The vendor set out to be the most constraint-free network vendor possible, he claims.

“Our goal is an upgrade with no extra software deployments and no hardware changes. Changing the Command Line Interface is anathema to all customers,” he says.

Gourlay is reluctant to make wild forecasts about where the SDN market is headed. He is not by his own admission a gifted market analyst. He believes the market will find its own level at a pace essentially determined by the paying customer.

“Three years ago, I heard pundits saying OpenFlow would take over and become the only way to do networks,” he says.

“The reality has been very different. People are building networks traditionally and looking to SDN to make what they do more efficient and automate what they can. I don’t foresee much of a standalone SDN market. If you predict that SDN will be worth $30 billion, then you’re mostly just recounting existing network spend. As for the technology, I think we will see most networks move to a framework that some will call SDN, on the basis that it involves programming the network in some way.”

Whether the future of SDN is interpreted as simple or complex depends on which way you look at it, he feels.

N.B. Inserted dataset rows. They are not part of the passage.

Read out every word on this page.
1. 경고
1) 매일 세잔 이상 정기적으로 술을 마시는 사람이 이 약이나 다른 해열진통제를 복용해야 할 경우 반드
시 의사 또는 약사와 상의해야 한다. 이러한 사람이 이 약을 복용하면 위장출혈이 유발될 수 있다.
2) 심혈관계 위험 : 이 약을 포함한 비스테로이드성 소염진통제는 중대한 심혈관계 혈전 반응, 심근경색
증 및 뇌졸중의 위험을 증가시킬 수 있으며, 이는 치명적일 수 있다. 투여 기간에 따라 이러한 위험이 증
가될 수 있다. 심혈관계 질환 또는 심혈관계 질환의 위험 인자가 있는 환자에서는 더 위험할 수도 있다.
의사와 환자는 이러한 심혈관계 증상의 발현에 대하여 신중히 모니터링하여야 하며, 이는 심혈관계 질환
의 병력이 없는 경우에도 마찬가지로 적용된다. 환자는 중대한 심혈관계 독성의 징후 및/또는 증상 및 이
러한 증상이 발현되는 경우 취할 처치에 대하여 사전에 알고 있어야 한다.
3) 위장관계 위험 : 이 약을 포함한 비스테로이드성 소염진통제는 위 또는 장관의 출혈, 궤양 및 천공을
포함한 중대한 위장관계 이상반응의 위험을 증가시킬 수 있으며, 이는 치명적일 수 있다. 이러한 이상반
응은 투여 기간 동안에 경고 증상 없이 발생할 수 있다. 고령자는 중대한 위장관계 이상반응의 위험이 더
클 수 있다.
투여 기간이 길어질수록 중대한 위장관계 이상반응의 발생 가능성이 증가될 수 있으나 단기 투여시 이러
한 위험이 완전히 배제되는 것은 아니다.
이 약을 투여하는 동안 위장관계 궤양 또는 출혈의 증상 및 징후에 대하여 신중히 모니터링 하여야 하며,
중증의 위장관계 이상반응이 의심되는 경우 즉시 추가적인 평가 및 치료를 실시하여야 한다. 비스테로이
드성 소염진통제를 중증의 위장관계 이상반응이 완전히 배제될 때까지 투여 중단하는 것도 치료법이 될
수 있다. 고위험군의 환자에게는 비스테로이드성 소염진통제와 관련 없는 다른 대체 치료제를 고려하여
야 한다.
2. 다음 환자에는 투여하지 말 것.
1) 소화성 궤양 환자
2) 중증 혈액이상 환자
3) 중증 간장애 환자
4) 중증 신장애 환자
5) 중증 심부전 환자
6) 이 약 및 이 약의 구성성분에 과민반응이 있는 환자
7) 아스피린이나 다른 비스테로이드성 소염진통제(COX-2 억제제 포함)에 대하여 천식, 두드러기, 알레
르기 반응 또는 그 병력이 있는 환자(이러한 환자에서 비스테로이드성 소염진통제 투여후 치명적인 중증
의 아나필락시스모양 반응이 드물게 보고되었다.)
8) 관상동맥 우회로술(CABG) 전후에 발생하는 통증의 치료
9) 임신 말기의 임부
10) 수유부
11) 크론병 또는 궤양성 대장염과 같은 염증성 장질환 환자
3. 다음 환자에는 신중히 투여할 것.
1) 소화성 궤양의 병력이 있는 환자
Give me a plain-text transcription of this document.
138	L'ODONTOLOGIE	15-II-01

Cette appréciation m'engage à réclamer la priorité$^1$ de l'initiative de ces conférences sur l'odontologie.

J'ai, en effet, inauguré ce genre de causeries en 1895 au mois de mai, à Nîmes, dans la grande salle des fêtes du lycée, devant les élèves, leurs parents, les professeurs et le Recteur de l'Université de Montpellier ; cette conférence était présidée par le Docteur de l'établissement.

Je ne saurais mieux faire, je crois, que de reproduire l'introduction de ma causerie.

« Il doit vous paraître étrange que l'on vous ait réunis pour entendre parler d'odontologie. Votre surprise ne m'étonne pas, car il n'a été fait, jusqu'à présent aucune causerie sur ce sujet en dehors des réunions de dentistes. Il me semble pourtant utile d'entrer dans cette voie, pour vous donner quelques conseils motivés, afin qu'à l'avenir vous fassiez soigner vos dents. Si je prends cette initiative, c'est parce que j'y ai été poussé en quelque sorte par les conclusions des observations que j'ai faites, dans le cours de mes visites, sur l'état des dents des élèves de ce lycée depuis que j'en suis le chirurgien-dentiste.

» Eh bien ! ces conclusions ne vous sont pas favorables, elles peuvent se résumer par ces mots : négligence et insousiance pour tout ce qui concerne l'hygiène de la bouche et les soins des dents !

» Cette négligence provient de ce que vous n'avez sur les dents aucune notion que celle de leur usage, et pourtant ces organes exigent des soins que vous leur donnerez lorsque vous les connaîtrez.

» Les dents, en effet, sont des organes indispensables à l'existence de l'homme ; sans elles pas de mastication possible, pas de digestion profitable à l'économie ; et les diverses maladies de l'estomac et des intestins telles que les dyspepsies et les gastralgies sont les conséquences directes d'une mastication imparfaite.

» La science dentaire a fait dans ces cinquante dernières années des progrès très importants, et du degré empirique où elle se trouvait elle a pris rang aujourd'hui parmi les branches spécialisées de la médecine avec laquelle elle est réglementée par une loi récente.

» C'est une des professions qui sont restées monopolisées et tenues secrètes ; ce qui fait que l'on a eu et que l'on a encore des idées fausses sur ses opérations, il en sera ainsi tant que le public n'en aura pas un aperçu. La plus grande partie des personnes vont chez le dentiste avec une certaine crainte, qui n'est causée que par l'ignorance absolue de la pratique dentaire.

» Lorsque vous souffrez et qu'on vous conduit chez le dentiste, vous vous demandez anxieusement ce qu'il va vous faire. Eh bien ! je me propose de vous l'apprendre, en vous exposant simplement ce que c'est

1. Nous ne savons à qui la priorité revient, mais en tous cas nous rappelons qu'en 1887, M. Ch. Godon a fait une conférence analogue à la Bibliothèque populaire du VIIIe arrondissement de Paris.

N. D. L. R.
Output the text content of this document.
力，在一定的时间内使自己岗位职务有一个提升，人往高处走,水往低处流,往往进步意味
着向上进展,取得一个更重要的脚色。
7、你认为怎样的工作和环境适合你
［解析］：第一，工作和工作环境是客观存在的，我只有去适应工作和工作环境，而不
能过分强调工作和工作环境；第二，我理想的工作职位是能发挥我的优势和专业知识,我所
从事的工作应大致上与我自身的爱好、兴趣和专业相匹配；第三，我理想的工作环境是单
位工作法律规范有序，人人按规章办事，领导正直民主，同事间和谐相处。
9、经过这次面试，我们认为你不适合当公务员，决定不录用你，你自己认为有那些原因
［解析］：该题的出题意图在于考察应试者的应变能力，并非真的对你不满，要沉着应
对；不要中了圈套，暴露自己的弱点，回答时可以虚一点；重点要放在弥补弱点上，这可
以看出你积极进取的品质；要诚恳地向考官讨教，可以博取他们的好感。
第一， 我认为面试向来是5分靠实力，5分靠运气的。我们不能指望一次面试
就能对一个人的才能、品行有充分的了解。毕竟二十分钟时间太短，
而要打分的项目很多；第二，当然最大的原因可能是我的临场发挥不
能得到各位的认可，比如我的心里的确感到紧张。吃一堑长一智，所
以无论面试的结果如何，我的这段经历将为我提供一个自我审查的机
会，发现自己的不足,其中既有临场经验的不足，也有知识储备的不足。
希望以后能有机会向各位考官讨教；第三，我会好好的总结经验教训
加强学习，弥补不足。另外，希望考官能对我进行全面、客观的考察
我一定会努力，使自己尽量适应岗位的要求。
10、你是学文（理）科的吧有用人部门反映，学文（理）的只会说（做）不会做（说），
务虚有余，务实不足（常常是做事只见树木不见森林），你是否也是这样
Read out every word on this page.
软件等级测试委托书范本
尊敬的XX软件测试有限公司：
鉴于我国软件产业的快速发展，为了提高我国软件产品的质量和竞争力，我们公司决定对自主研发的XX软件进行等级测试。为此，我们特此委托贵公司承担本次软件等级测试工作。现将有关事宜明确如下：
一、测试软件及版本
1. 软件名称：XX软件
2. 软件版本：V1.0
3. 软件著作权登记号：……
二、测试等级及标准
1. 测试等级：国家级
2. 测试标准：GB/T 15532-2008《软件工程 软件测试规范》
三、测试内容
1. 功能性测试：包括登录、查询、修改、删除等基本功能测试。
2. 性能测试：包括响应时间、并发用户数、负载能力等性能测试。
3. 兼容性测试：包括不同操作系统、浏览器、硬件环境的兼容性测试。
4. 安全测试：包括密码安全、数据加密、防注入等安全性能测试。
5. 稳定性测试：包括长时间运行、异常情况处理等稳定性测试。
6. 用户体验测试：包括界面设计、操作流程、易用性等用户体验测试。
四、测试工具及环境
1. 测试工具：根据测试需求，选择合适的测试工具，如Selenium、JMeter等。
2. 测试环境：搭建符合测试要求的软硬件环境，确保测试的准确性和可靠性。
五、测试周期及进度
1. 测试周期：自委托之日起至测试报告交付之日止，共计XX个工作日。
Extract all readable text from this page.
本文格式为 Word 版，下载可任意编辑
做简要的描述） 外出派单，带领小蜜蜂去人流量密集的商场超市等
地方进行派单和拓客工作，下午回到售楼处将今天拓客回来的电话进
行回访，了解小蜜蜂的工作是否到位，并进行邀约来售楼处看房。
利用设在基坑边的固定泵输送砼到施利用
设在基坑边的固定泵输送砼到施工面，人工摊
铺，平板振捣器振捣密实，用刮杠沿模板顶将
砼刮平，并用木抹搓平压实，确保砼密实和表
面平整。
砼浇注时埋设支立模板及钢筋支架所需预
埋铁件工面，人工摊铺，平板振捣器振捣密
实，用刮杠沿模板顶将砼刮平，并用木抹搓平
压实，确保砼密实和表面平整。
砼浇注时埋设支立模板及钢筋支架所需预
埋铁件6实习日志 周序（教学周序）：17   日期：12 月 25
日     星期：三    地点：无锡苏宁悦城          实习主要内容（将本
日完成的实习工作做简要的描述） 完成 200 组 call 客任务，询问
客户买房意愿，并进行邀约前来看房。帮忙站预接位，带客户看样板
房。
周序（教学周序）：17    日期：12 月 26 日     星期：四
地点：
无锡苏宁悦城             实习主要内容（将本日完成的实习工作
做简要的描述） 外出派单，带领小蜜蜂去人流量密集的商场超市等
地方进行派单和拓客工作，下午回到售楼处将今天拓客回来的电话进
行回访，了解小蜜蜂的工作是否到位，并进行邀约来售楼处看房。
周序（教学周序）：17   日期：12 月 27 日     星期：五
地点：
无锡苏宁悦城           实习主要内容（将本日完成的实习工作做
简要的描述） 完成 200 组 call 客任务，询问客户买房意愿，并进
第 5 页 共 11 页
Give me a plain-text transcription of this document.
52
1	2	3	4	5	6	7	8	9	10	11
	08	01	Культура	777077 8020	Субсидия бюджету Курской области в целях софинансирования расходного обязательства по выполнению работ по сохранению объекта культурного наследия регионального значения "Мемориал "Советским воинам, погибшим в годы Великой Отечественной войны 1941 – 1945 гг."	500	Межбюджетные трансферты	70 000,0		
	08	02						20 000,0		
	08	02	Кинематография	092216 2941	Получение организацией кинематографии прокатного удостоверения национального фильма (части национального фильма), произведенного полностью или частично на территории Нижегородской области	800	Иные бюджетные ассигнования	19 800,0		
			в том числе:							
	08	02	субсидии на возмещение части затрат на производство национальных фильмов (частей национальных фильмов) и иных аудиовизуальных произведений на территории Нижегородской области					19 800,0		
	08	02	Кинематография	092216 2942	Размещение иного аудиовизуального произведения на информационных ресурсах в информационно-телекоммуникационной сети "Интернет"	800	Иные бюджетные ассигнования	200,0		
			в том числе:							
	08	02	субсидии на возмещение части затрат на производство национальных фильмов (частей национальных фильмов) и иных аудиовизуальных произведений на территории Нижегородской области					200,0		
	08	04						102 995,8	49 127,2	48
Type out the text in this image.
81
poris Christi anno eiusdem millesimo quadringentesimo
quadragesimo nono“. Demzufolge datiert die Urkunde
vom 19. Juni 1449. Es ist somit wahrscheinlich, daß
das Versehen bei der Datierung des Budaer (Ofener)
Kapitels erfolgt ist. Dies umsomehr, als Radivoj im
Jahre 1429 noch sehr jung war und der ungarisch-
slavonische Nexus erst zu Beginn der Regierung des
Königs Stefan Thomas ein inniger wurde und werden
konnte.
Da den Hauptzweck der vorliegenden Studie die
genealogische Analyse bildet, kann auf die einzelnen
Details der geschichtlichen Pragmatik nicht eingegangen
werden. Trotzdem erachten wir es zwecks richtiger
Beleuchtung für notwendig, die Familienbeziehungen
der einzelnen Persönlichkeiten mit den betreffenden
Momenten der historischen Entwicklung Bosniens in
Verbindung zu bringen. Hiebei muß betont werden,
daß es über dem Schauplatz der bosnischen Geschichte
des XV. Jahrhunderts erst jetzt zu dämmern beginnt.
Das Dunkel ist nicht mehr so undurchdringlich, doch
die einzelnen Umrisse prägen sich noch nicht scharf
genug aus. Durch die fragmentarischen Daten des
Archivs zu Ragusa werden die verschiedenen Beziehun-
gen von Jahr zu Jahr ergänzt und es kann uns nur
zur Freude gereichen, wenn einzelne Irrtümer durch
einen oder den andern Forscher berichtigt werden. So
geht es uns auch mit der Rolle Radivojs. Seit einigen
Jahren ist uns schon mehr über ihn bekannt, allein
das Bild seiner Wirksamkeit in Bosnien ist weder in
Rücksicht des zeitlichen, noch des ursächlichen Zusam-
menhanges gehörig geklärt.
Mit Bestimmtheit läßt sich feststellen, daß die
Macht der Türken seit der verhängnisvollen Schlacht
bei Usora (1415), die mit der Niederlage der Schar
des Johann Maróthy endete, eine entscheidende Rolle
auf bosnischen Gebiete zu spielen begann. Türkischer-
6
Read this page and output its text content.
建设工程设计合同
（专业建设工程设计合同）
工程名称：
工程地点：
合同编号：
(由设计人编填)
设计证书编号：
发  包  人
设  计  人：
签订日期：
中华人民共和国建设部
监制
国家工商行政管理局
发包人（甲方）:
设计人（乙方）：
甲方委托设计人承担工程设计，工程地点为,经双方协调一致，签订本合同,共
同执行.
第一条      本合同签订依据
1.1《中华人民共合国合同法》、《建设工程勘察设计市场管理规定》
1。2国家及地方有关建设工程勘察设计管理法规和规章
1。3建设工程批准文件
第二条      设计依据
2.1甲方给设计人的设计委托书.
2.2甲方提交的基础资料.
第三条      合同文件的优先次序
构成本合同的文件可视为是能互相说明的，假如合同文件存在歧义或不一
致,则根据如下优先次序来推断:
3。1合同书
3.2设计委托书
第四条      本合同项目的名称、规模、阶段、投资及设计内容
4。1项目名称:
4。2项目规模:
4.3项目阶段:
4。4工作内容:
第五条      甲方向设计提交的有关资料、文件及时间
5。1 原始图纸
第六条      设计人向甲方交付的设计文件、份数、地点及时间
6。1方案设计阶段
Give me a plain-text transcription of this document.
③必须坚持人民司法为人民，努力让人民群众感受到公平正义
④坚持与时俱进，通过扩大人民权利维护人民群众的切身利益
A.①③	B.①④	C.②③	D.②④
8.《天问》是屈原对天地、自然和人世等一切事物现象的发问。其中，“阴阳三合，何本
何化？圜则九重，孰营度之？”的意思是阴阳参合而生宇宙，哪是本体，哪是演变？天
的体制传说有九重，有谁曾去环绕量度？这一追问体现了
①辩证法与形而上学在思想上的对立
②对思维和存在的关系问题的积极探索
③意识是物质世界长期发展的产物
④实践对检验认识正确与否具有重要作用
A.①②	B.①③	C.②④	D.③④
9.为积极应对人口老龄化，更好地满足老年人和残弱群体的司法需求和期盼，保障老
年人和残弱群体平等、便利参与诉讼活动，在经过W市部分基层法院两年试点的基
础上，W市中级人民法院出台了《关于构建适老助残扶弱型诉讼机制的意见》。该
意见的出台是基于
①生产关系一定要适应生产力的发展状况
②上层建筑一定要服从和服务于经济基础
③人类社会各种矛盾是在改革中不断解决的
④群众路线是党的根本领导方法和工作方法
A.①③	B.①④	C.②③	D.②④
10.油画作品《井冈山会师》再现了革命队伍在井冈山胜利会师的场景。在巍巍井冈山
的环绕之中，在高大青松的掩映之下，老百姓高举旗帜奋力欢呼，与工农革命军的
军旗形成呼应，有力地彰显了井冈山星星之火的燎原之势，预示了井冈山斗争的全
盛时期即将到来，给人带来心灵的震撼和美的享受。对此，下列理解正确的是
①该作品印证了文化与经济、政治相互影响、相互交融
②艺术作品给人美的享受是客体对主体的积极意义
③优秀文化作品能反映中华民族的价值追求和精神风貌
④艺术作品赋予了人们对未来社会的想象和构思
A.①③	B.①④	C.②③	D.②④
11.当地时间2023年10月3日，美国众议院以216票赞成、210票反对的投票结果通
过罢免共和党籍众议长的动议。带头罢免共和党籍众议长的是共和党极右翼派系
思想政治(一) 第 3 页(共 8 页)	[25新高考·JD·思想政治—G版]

“Network architectures will be simpler and flatter, designed to be programmable,” he expects. “Jobs that took weeks will take minutes. But there will be no one evolutionary path for all participants in the network industry. Any vendor setting out to go galactic will have their work cut out. It worked with IP, but it won’t be that way with SDN.”

New challenges

So what does someone who programmed computers as an eight-year-old do for fun? Get out and have fun, as it turns out.

“Every year I like to set myself a new challenge,” says Gourlay. “I try to learn a new life skill that will help to make my retirement fun. One year I learned to fly, another to sail. One year I gave to improving my golf game. This year I’ve been biking. I wanted to find some therapy for my leg after I shattered it skiing and running wasn’t the answer.”

He admits to spending much of his working life “running to keep up with the scary-smart young technology guys in the company”.

But such is his passion for technology and for the crafting of software that this probably counts as fun too.